Tuesday, January 5, 2010

Day 5: Removing the obstacles that cause suffering

My body hurts today.
Running four miles on day three after sitting for seven hours in a car was probably not such a good idea.  (Especially since I haven’t run more than three miles in about two months).  Working Taraksvasana A with an injured back, followed up by a stiff, three hour nap was probably not the smartest thing for my body either (it was a fantastically good time, though).  I think I can feel about 80% of the muscles in my body when I move from a seated to a standing position.  
But I can feel them, and through feeling, I can know my muscles better.  In “Mediations from the Mat,” Rolf Gates talks about overcoming the difficulties associated with flat feet.  Gates said it took him six months in order to build the muscles in his feet so that he was able to lift his arches.  Now, I’ve never had a hard time finding the arches of my feet (you could almost stick a block underneath them), but I understand his message.  When we practice yoga, we learn to focus our attention to a particular area of the body and keep it there--even when our mind screams otherwise.  I have learned, through injury, how intimately connected my stiff hips are to the proper function of my low back.
I was born with congenital hip dysplasia, where my hip was frankly dislocated when I made my screaming entrance to the world.  For 12 weeks, I was placed in what’s called a “Pavlik harness,” which held my legs in flexion and abduction (think: frog position) and allowed a very small amount of movement to occur.  Obviously, I was not the world’s most snugly baby.  My hips have been very tight for the rest of my life.  I haven’t found anyone who’s studied any sort of connection between congenital hip dysplasia and tight hips, but until they prove me otherwise, I’m blaming my tight hips on my early life condition.

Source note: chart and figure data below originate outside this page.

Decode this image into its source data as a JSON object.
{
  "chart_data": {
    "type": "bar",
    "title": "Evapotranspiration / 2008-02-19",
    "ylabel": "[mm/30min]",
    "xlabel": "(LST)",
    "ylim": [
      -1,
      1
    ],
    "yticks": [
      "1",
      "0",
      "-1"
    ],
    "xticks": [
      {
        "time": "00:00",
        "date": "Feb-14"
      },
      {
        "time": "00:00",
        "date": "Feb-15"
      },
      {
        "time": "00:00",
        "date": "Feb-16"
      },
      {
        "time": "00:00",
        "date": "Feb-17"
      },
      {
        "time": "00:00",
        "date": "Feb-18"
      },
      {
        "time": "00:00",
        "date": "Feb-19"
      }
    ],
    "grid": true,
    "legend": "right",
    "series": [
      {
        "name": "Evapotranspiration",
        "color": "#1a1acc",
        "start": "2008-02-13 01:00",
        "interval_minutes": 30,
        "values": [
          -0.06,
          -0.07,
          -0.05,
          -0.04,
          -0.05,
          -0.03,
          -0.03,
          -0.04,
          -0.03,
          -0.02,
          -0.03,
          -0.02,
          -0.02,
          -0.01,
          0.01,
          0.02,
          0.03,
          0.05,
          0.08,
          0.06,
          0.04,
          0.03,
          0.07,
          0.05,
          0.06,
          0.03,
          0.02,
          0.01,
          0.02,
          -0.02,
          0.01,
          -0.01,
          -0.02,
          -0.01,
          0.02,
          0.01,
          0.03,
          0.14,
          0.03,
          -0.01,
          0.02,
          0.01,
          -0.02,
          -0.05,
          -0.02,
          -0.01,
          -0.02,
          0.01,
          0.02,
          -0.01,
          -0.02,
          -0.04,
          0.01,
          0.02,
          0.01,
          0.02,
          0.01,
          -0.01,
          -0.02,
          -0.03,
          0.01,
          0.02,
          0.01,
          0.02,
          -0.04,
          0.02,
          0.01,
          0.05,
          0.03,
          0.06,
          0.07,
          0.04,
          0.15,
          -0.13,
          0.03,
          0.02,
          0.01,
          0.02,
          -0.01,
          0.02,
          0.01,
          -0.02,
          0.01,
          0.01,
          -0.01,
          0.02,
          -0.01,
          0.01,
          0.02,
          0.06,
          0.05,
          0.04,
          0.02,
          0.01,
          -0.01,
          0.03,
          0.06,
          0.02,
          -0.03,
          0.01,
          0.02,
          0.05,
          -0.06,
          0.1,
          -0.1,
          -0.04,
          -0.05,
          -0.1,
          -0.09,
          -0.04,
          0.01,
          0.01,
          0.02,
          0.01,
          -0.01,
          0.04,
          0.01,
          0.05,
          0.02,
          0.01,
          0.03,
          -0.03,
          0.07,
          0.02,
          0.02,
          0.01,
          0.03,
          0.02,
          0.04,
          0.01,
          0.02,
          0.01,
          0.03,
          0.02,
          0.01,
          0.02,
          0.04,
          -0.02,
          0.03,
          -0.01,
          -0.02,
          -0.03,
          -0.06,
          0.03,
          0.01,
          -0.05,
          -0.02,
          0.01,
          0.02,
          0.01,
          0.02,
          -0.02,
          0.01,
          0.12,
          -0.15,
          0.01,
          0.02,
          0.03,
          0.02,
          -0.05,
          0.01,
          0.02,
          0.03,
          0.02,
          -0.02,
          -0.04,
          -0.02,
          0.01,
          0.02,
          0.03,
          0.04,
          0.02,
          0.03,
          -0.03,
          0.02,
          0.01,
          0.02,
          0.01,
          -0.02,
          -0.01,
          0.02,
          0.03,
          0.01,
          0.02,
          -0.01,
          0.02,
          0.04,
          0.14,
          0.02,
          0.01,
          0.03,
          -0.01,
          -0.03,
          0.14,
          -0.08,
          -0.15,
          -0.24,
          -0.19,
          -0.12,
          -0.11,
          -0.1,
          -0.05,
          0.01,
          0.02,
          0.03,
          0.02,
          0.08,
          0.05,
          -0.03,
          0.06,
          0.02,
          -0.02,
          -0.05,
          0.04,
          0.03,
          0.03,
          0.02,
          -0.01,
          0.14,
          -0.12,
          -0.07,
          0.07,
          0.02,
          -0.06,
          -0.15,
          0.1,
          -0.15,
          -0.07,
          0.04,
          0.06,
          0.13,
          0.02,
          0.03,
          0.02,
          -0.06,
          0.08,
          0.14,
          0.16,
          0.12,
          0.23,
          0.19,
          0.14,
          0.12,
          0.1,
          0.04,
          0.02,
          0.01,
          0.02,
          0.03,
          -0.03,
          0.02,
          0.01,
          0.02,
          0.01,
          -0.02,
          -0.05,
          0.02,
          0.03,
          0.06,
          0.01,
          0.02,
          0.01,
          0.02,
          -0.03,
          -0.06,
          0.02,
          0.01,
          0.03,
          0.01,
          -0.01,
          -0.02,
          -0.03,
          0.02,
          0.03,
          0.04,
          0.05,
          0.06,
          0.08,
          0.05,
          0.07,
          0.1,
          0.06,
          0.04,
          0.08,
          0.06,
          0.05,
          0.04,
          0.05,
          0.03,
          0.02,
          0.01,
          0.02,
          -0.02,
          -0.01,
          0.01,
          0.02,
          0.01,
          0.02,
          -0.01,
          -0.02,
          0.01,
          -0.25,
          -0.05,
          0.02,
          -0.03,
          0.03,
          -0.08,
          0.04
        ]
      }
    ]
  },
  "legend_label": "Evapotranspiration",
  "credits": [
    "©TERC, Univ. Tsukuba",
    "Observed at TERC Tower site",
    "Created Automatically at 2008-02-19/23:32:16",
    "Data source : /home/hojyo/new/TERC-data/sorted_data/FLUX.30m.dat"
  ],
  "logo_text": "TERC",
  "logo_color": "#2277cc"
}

Normally, when you arch into a backbend, the sacrum moves forward, initiating movement at the hips.  When hips are tight, the hip flexors remain stiff and the sacrum can’t move forward.  Thus no movement occurs in the hips and instead all movement is taken in the low back.  Repetitive incorrect movement can cause the low back muscles to move into spasm.  That’s where my back has been for the past six months.

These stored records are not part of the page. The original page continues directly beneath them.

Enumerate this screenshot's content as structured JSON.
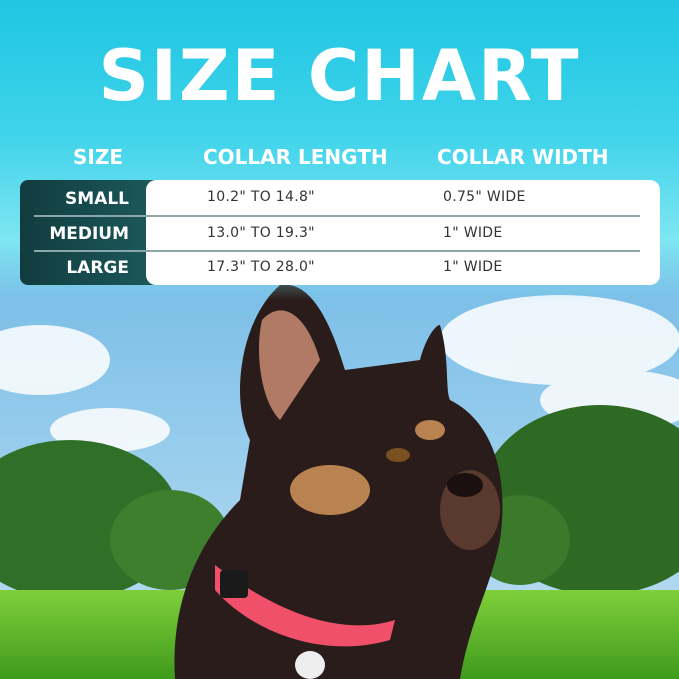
{
  "title": "SIZE CHART",
  "headers": {
    "size": "SIZE",
    "length": "COLLAR LENGTH",
    "width": "COLLAR WIDTH"
  },
  "rows": [
    {
      "size": "SMALL",
      "length": "10.2\" TO 14.8\"",
      "width": "0.75\" WIDE"
    },
    {
      "size": "MEDIUM",
      "length": "13.0\" TO 19.3\"",
      "width": "1\" WIDE"
    },
    {
      "size": "LARGE",
      "length": "17.3\" TO 28.0\"",
      "width": "1\" WIDE"
    }
  ],
  "colors": {
    "banner": "#1fc6e2",
    "row_header": "#123c3f",
    "collar": "#f0506a"
  }
}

But thanks to a brilliant physical therapist, I’ve learned to forge a new relationship with my hips and low back.  I’ve learned how to initiate movement with my hips first, and when to recognize that a movement isn’t safe for me.  Even through all the healing work I’m doing, I’ve noticed that I almost always expect my back to hurt, which I realized today sets up a negative feedback mechanism in my brain.  It’s kind of like the law of attraction--if you live in fear and expect bad things to happen to you, they probably will.  If you believe that you will fail a test or meet new friends or get a big gut from drinking beer, you probably will.  So if I believe that my back will always hurt, it will.  I’m not saying it’s not injured or it doesn’t need rest and rehabilitation.  But expecting pain doesn’t help, either.  Like Gates says, “Through yoga, we learn to bring our attention to a particular area in our bodies, or in our lives, and keep in there--and the results are nothing short of miraculous.”  What he didn’t add was that the results are only miraculous if you expect miracles.  
My practice today was slow, gentle, flowing.  Throughout, I focused on listening to what my body was saying in that moment, rather than expecting it to scream in protest.  Instead of expecting pain, I expected my back to function normally--which is nothing short of a miracle.  Today, try to focus on the present moment and to expect miracles and magic--only then can you change a negative thought pattern to a positive one.